Beim Grenzübertritt gibt es laut Bundespolizei keine Probleme, solange die Feuerwerkskörper legal sind: Deutsche und Niederländer dürfen sich auf beiden Seiten der Grenze eindecken und die Artikel mit nach Hause nehmen. Allerdings gibt es in den Niederlanden mittlerweile einige Einschränkungen. So sind laut einer Internetseite der niederländischen Regierung Kauf und Abfeuern von Raketen und einiger anderer Feuerwerkskörper verboten.

Nicht überall zu haben

Feuerwerksartikel gibt es übrigens längst nicht mehr überall. Während die großen Discounter wie Lidl und Aldi mit im Boot sind und für den Saisonartikel werben, hängt es bei Ketten wie Rewe und Edeka von den Betreibern der Supermärkte ab, ob sie Feuerwerk anbieten oder nicht. Rewe bietet einen Internetlink an, der Kunden bei der Suchen nach Märkten mit Feuerwerksangebot hilft.

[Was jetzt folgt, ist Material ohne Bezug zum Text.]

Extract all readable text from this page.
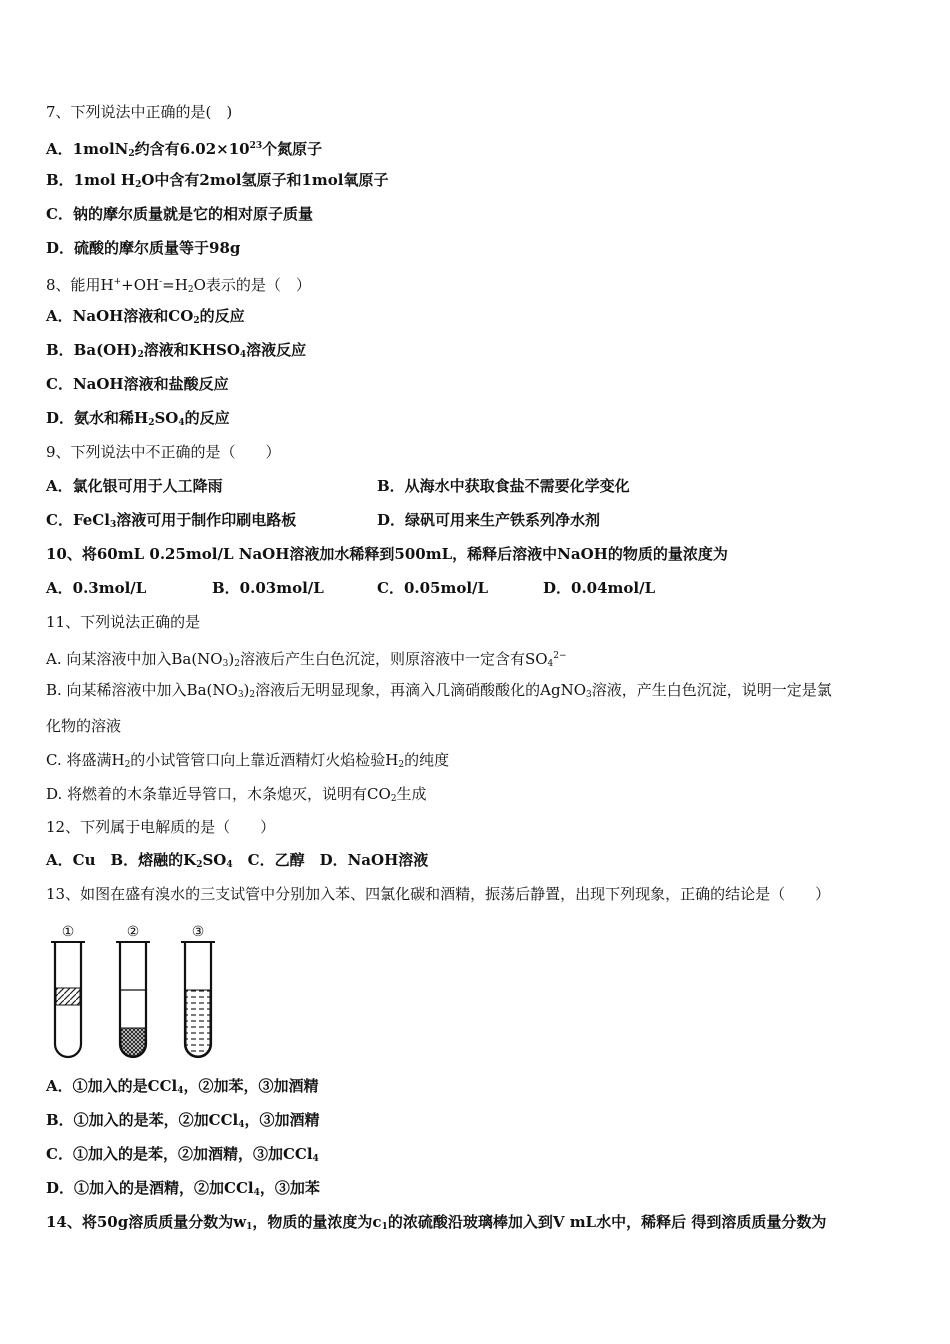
7、下列说法中正确的是(　)
A．1molN$_2$约含有$6.02\times 10^{23}$个氮原子
B．1mol $H_2O$中含有2mol氢原子和1mol氧原子
C．钠的摩尔质量就是它的相对原子质量
D．硫酸的摩尔质量等于98g
8、能用$H^++OH^-=H_2O$表示的是（　）
A．NaOH溶液和$CO_2$的反应
B．$Ba(OH)_2$溶液和$KHSO_4$溶液反应
C．NaOH溶液和盐酸反应
D．氨水和稀$H_2SO_4$的反应
9、下列说法中不正确的是（　　）
A．氯化银可用于人工降雨	B．从海水中获取食盐不需要化学变化
C．FeCl$_3$溶液可用于制作印刷电路板	D．绿矾可用来生产铁系列净水剂
10、将60mL 0.25mol/L NaOH溶液加水稀释到500mL，稀释后溶液中NaOH的物质的量浓度为
A．0.3mol/L	B．0.03mol/L	C．0.05mol/L	D．0.04mol/L
11、下列说法正确的是
A. 向某溶液中加入$Ba(NO_3)_2$溶液后产生白色沉淀，则原溶液中一定含有$SO_4^{2-}$
B. 向某稀溶液中加入$Ba(NO_3)_2$溶液后无明显现象，再滴入几滴硝酸酸化的AgNO$_3$溶液，产生白色沉淀，说明一定是氯
化物的溶液
C. 将盛满$H_2$的小试管管口向上靠近酒精灯火焰检验$H_2$的纯度
D. 将燃着的木条靠近导管口，木条熄灭，说明有$CO_2$生成
12、下列属于电解质的是（　　）
A．Cu　B．熔融的$K_2SO_4$　C．乙醇　D．NaOH溶液
13、如图在盛有溴水的三支试管中分别加入苯、四氯化碳和酒精，振荡后静置，出现下列现象，正确的结论是（　　）
①	②	③
A．①加入的是CCl$_4$，②加苯，③加酒精
B．①加入的是苯，②加CCl$_4$，③加酒精
C．①加入的是苯，②加酒精，③加CCl$_4$
D．①加入的是酒精，②加CCl$_4$，③加苯
14、将50g溶质质量分数为$w_1$，物质的量浓度为$c_1$的浓硫酸沿玻璃棒加入到V mL水中，稀释后 得到溶质质量分数为
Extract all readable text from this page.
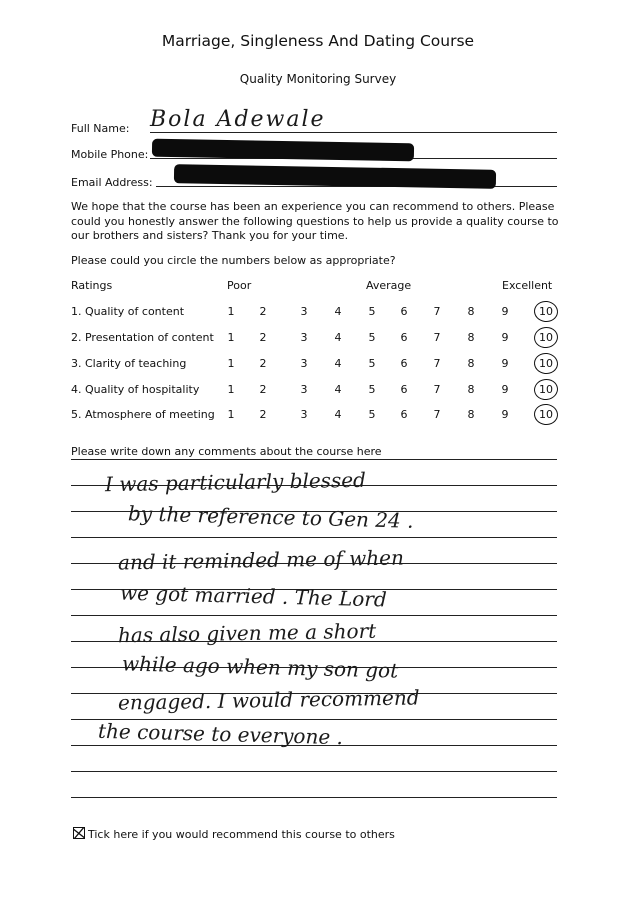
Marriage, Singleness And Dating Course
Quality Monitoring Survey
Full Name: Bola Adewale
Mobile Phone:
Email Address:
We hope that the course has been an experience you can recommend to others. Please could you honestly answer the following questions to help us provide a quality course to our brothers and sisters? Thank you for your time.
Please could you circle the numbers below as appropriate?
Ratings	Poor	Average	Excellent
1. Quality of content	1	2	3	4	5	6	7	8	9	10
2. Presentation of content	1	2	3	4	5	6	7	8	9	10
3. Clarity of teaching	1	2	3	4	5	6	7	8	9	10
4. Quality of hospitality	1	2	3	4	5	6	7	8	9	10
5. Atmosphere of meeting	1	2	3	4	5	6	7	8	9	10
Please write down any comments about the course here
I was particularly blessed
by the reference to Gen 24 .
and it reminded me of when
we got married . The Lord
has also given me a short
while ago when my son got
engaged. I would recommend
the course to everyone .
Tick here if you would recommend this course to others
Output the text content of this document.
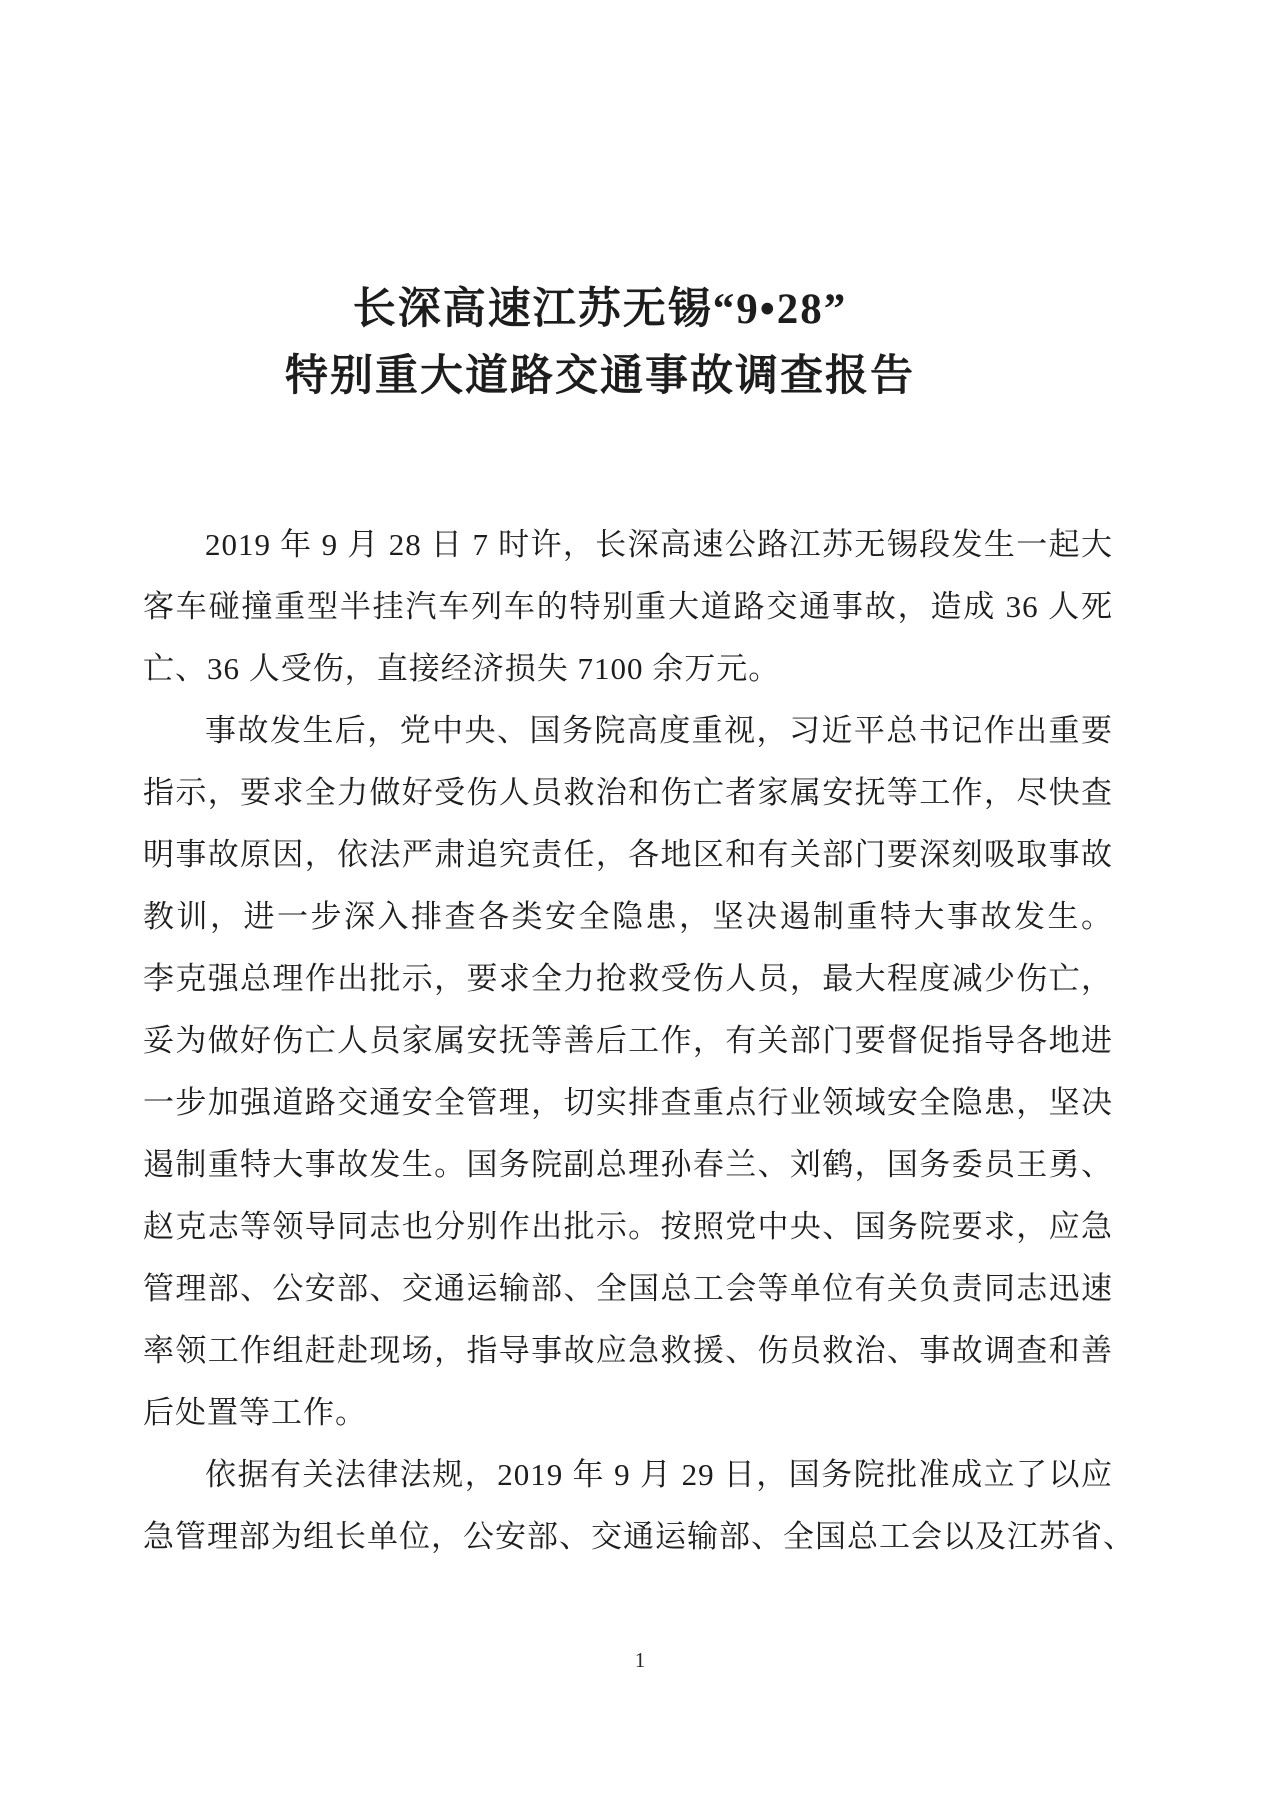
长深高速江苏无锡“9•28”
特别重大道路交通事故调查报告

2019 年 9 月 28 日 7 时许，长深高速公路江苏无锡段发生一起大
客车碰撞重型半挂汽车列车的特别重大道路交通事故，造成 36 人死
亡、36 人受伤，直接经济损失 7100 余万元。

事故发生后，党中央、国务院高度重视，习近平总书记作出重要
指示，要求全力做好受伤人员救治和伤亡者家属安抚等工作，尽快查
明事故原因，依法严肃追究责任，各地区和有关部门要深刻吸取事故
教训，进一步深入排查各类安全隐患，坚决遏制重特大事故发生。
李克强总理作出批示，要求全力抢救受伤人员，最大程度减少伤亡，
妥为做好伤亡人员家属安抚等善后工作，有关部门要督促指导各地进
一步加强道路交通安全管理，切实排查重点行业领域安全隐患，坚决
遏制重特大事故发生。国务院副总理孙春兰、刘鹤，国务委员王勇、
赵克志等领导同志也分别作出批示。按照党中央、国务院要求，应急
管理部、公安部、交通运输部、全国总工会等单位有关负责同志迅速
率领工作组赶赴现场，指导事故应急救援、伤员救治、事故调查和善
后处置等工作。

依据有关法律法规，2019 年 9 月 29 日，国务院批准成立了以应
急管理部为组长单位，公安部、交通运输部、全国总工会以及江苏省、

1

Auch einige Baumärkte bieten Feuerwerk nicht mehr an. Obi beispielsweise verzichtet in den zentral gesteuerten Märkten auf den Verkauf. Auch im Emder Obi-Baumarkt ist Feuerwerk dieses Jahr nicht mehr im Angebot.

Emotionale Diskussion

In den sozialen Medien ist die Freigabe der Silvesterknallerei auch dieses Jahr ein emotional diskutiertes Thema. Das zeigen die Reaktionen auf die Berichterstattung dieser Redaktion über die Regeln für Feuerwerk. Häufigste Kritik: Das Feuerwerk zum Jahreswechsel, aber auch das verbotene Böllern davor und danach, sei für Wildtiere eine Qual. Und auch Haustiere gerieten in Panik, hieß es. „Wann hört dieser Schwachsinn endlich auf?“, fragen die Gegner des Feuerwerks. Die Gegenseite bestreitet nicht, dass der Lärm für Tiere ein Problem ist. Aber: „Einmal im Jahr kommen sie damit klar.“

Auch das Verletzungsrisiko ist Jahr für Jahr ein Thema, Mediziner fordern wegen der ohnehin hohen Belastung mancher Kliniken ebenfalls ein dauerhaftes Feuerwerksverbot. Welche Folgen der Cocktail aus Explosivmitteln, Alkohol und Partystimmung tatsächlich haben wird, lässt sich aber nicht voraussagen. In Emden blieb eine dramatische Zuspitzung der Situation bislang aus.